Dive Brief:
- Consumers embraced AI during the holiday season, with the technology driving 20% of retail sales and $262 billion in revenue, according to Salesforce retail data released Monday.
- The technology was particularly popular for customer service. Customers used companies’ AI and agentic support options more than twice as much during the holiday rush than in the prior two months.
- Agentic AI usage spiked at the tail end of the season, with the number of AI-powered conversations rising 66% in December over November. Interactions during the week of Christmas and Boxing Day were up 12% year over year.
Dive Insight:
Consumers’ use of AI continued to climb during the holiday season as they become more comfortable with the technology.
The share of both global and U.S. traffic from third-party AI search channels, including ChatGPT and Perplexity, doubled compared to last year, according to Salesforce. Additionally, more consumers let AI agents take action on their behalf, with the technology handling 142% more tasks during the holiday season than they had in the prior two months.
Some of the common tasks identified by Salesforce include updating delivery addresses and initiating returns.
“This wasn't just a bigger holiday season than last year; it was a more efficient, intelligent one,” Caila Schwartz, director of consumer insights at Salesforce, said in a prepared statement.
AI may be growing in popularity, but companies need to take care to not rush implementation.
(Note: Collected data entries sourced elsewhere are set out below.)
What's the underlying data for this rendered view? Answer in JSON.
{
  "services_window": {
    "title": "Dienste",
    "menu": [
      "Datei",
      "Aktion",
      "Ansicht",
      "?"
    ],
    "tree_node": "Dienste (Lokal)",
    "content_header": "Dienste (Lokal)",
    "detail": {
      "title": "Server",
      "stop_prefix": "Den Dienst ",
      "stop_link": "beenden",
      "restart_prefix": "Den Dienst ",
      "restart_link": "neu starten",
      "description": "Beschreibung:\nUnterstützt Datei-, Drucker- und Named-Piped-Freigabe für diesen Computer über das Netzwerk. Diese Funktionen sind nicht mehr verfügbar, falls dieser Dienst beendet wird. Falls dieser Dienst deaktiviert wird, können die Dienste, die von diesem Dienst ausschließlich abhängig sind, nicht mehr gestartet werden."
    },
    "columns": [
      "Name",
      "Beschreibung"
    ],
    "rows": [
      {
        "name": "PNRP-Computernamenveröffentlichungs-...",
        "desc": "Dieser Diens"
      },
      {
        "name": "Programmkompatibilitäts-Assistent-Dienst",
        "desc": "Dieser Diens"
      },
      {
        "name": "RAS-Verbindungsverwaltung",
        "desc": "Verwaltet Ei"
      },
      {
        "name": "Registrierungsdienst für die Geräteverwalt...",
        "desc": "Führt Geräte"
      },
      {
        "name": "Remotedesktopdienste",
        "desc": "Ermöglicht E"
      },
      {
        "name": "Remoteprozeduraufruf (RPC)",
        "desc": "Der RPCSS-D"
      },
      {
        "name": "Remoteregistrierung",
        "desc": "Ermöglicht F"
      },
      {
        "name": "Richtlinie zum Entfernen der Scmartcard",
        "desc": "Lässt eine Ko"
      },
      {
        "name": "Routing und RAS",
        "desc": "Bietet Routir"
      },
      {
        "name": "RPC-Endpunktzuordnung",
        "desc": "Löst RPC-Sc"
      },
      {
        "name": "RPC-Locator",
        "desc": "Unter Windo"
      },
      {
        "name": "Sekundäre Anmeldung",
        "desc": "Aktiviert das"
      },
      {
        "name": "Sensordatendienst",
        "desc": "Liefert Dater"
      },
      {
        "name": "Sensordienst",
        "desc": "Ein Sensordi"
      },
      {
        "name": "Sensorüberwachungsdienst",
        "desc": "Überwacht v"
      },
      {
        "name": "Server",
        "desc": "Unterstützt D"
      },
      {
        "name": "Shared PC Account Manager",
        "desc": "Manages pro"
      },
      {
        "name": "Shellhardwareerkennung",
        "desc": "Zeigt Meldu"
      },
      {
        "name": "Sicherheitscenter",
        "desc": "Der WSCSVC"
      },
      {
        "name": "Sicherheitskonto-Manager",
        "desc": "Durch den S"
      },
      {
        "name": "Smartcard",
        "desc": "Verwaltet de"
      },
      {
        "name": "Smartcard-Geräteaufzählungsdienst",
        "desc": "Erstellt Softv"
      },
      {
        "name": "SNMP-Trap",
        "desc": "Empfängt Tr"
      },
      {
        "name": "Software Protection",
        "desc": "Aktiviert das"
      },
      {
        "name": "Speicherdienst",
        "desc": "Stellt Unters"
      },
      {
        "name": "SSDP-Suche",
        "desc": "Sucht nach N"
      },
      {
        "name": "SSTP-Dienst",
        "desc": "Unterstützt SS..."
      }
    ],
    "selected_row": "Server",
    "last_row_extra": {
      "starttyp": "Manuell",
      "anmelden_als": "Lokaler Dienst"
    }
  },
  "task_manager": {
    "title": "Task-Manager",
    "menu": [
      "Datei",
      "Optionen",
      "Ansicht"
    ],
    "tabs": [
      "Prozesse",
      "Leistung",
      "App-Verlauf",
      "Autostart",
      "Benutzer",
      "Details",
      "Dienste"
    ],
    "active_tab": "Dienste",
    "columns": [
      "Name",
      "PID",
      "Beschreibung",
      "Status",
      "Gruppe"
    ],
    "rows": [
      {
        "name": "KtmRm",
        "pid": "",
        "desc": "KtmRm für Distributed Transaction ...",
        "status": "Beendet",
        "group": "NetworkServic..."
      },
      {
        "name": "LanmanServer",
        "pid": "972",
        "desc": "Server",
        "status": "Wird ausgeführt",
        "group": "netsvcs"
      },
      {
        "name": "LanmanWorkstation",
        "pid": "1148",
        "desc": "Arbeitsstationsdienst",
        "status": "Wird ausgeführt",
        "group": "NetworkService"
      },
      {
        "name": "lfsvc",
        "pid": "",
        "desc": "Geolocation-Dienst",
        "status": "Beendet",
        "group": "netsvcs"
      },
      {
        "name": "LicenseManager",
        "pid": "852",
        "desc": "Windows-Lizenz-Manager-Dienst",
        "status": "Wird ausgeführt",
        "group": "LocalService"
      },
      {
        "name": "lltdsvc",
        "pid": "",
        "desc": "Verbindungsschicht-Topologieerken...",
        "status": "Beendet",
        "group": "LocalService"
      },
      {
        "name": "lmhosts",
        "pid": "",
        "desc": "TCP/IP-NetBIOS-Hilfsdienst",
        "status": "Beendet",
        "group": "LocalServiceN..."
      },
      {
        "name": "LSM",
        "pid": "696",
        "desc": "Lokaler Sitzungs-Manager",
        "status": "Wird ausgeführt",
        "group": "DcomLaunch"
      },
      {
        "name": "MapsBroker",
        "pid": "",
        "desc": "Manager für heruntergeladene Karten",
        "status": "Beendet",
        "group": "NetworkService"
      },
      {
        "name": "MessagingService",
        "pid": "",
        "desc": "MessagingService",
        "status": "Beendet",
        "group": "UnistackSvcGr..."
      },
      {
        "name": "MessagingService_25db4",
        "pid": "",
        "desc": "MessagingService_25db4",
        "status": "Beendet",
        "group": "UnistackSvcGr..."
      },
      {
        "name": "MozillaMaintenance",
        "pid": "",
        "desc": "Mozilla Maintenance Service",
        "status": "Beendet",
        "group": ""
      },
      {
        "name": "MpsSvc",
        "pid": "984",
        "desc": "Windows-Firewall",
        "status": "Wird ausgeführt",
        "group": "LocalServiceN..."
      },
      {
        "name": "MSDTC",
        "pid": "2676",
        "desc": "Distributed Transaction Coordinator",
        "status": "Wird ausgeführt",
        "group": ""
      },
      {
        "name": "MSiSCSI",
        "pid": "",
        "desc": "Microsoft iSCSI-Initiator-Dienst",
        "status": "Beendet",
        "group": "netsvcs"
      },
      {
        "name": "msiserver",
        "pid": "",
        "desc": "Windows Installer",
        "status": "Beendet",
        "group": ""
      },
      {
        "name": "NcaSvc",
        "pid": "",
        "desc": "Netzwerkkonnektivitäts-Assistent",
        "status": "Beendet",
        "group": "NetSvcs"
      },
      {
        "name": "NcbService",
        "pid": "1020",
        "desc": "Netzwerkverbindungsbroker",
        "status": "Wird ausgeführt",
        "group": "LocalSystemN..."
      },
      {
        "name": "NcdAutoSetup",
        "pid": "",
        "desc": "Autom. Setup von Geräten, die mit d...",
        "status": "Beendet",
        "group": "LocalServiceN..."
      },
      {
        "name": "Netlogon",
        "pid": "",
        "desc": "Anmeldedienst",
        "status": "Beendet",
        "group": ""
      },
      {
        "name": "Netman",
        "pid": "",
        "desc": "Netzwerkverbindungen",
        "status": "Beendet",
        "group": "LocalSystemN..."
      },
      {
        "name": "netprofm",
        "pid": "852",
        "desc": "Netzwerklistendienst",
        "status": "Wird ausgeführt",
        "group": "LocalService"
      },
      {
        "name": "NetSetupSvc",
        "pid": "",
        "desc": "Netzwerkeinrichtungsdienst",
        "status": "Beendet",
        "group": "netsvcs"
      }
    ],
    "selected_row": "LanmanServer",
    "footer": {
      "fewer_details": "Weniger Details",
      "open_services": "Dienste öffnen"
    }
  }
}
Max Ball, principal analyst at Forrester, predicts that as many as one-third of brands will roll out AI in self-service and fail because they introduced the technology before they were ready. Trying to move too fast with self-service can run the risk of failing to resolve problems and harming customer relationships.
That doesn’t mean that companies should ignore AI altogether. Shoppers are using third-party tools to assist with product research, which ultimately leads to a different customer journey and potentially a very different on-site experience.
As a result, CX leaders now need to account for customer journeys that start with a third-party AI tool rather than on a website, according to Terra Higginson, principal research director at Info-Tech Research Group. This includes reconsidering how this changes what customers may need when they arrive at a brand website.